New York City requires poll workers to undergo six hours of training and pass a 25-question test on the material. Last year, the city’s division of investigation dispatched investigators to evaluate the quality of the city’s training. They discovered trainers coaching applicants on how to pass the test and outright cheating going on during the exam that went observed but unchecked.

No minimum standards: Virtually anyone with a pulse, it seems, can be a poll worker. In most jurisdictions, the only requirement is that a poll worker be a citizen and over 18. New York City investigators observed poll workers struggling to find names on the voting list on Election Day and discovered that many of the poll workers didn’t have adequate reading or English skills to locate the names, which were listed alphabetically.

Similar stories abound throughout the country, but Ohio has been a particular hot spot for poll worker problems. It’s not uncommon for large numbers of the state’s poll workers to simply fail to show up on Election Day, one cause of polling places opening late and long delays. During litigation over a contested 2010 election in Hamilton County, which includes Cincinnati, testimony showed that one poll worker sent voters to the wrong precincts because he couldn’t tell the difference between odd and even numbers.

This year, a longtime Hamilton County poll worker was indicted for voting twice in 2013—once in person and once by absentee ballot. During a hearing in her case, she claimed that it wasn’t her job as a poll worker to understand the voting rules. She said she just forgot that she’d voted the first time because she’d been having a bad day.

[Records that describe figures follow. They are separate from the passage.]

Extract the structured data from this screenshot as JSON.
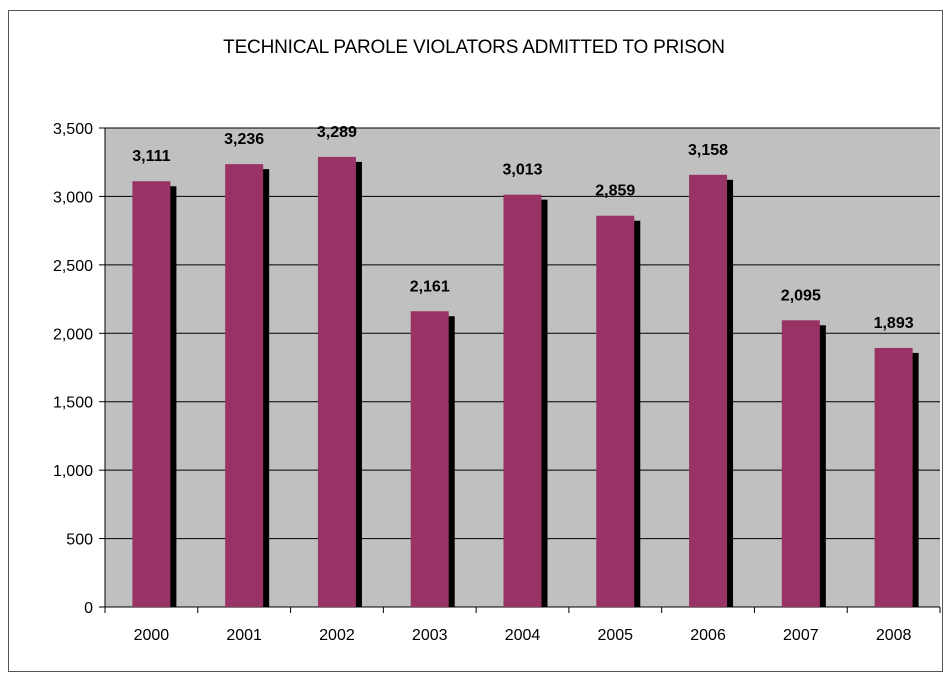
{
  "chart_data": {
    "type": "bar",
    "title": "TECHNICAL PAROLE VIOLATORS ADMITTED TO PRISON",
    "categories": [
      "2000",
      "2001",
      "2002",
      "2003",
      "2004",
      "2005",
      "2006",
      "2007",
      "2008"
    ],
    "values": [
      3111,
      3236,
      3289,
      2161,
      3013,
      2859,
      3158,
      2095,
      1893
    ],
    "data_labels": [
      "3,111",
      "3,236",
      "3,289",
      "2,161",
      "3,013",
      "2,859",
      "3,158",
      "2,095",
      "1,893"
    ],
    "ylim": [
      0,
      3500
    ],
    "yticks": [
      0,
      500,
      1000,
      1500,
      2000,
      2500,
      3000,
      3500
    ],
    "ytick_labels": [
      "0",
      "500",
      "1,000",
      "1,500",
      "2,000",
      "2,500",
      "3,000",
      "3,500"
    ],
    "xlabel": "",
    "ylabel": "",
    "grid": true,
    "legend": "none",
    "colors": {
      "bar": "#993366",
      "bar_shadow": "#000000",
      "plot_background": "#c0c0c0",
      "gridline": "#000000"
    }
  }
}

They’re old: No offense to the dedicated retirees who staff many of the nation’s voting places, but there are some problems with having an election system that relies almost entirely on senior citizens. More than one-fifth of poll workers are over 71, and in some places that figure is much higher. In Florida, one estimate suggests that the average poll worker is 78.

As most states have moved from paper ballots to optical scanners or touch-screen voting machines, voting technology has grown more complicated. The concern, and with some evidence, is that seniors aren’t as quick to adapt and learn the new technology. An Ohio study of elections there in 2006 found that hundreds of poll workers failed to show up on Election Day because they didn’t feel as though they could operate the electronic voting equipment.

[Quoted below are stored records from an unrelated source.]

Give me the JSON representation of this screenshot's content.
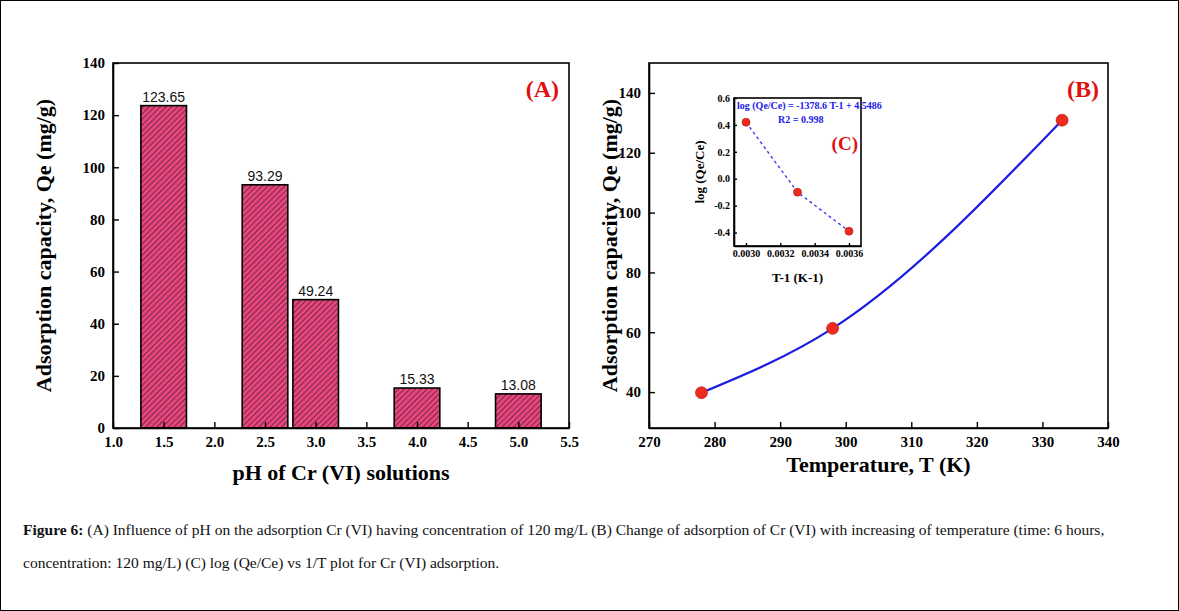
{
  "caption": {
    "label": "Figure 6:",
    "text": "(A) Influence of pH on the adsorption Cr (VI) having concentration of 120 mg/L (B) Change of adsorption of Cr (VI) with increasing of temperature (time: 6 hours, concentration: 120 mg/L) (C) log (Qe/Ce) vs 1/T plot for Cr (VI) adsorption."
  },
  "chart_data": [
    {
      "type": "bar",
      "title": "(A)",
      "x_label": "pH of Cr (VI) solutions",
      "y_label": "Adsorption capacity, Qe (mg/g)",
      "x": [
        1.5,
        2.5,
        3.0,
        4.0,
        5.0
      ],
      "values": [
        123.65,
        93.29,
        49.24,
        15.33,
        13.08
      ],
      "color": "#e8457e",
      "xlim": [
        1.0,
        5.5
      ],
      "xticks": [
        {
          "value": 1.0,
          "label": "1.0"
        },
        1.5,
        {
          "value": 2.0,
          "label": "2.0"
        },
        2.5,
        {
          "value": 3.0,
          "label": "3.0"
        },
        3.5,
        {
          "value": 4.0,
          "label": "4.0"
        },
        4.5,
        {
          "value": 5.0,
          "label": "5.0"
        },
        5.5
      ],
      "ylim": [
        0,
        140
      ],
      "yticks": [
        0,
        20,
        40,
        60,
        80,
        100,
        120,
        140
      ],
      "data_labels": true
    },
    {
      "type": "line",
      "title": "(B)",
      "x_label": "Temperature, T (K)",
      "y_label": "Adsorption capacity, Qe (mg/g)",
      "x": [
        278,
        298,
        333
      ],
      "values": [
        39.8,
        61.3,
        130.9
      ],
      "color": "#1c1ce0",
      "colors": [
        "#ee2a1e",
        "#ee2a1e",
        "#ee2a1e"
      ],
      "marker": "circle",
      "line_style": "solid",
      "xlim": [
        270,
        340
      ],
      "xticks": [
        270,
        280,
        290,
        300,
        310,
        320,
        330,
        340
      ],
      "ylim": [
        28,
        150
      ],
      "yticks": [
        40,
        60,
        80,
        100,
        120,
        140
      ]
    },
    {
      "type": "line",
      "title": "(C)",
      "x_label": "T-1 (K-1)",
      "y_label": "log (Qe/Ce)",
      "annotations": [
        "log (Qe/Ce) = -1378.6 T-1 + 4.5486",
        "R2 = 0.998"
      ],
      "x": [
        0.003,
        0.0033,
        0.0036
      ],
      "values": [
        0.42,
        -0.1,
        -0.39
      ],
      "color": "#3d3df0",
      "colors": [
        "#ee2a1e",
        "#ee2a1e",
        "#ee2a1e"
      ],
      "marker": "circle",
      "line_style": "dashed",
      "xlim": [
        0.00293,
        0.00367
      ],
      "xticks": [
        {
          "value": 0.003,
          "label": "0.0030"
        },
        {
          "value": 0.0032,
          "label": "0.0032"
        },
        {
          "value": 0.0034,
          "label": "0.0034"
        },
        {
          "value": 0.0036,
          "label": "0.0036"
        }
      ],
      "ylim": [
        -0.5,
        0.6
      ],
      "yticks": [
        -0.4,
        -0.2,
        {
          "value": 0,
          "label": "0.0"
        },
        0.2,
        0.4,
        0.6
      ]
    }
  ]
}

In addition many states don’t require poll workers to undergo training before every election, so if someone has been working the polls for 40 years, it’s possible that her knowledge of election law may not be keeping up with all of the changes—and there have been a lot of them in recent years. The presidential commission on election administration urges states to change laws if necessary to bring college and high school students into the voting precinct.

The pay sucks: Most states seem to view poll workers as little more important to democracy than the average McDonald’s fry cook. Long hours and low pay are hardly an inducement for competent people to take time off from their jobs to staff a polling place. In many parts of the country, poll workers are expected to work extremely long hours on Election Day—as many as 17 hours in some places. The pay barely breaks minimum wage. In Los Angeles, it’s $80 a day. If the country wants to recruit more professional poll workers, it might just have to pay them a little better.

Given the low status accorded to poll workers, along with the lack of training and the chronic shortages, it’s really a miracle that American elections aren’t even more dysfunctional than they already are. Happy Election Day!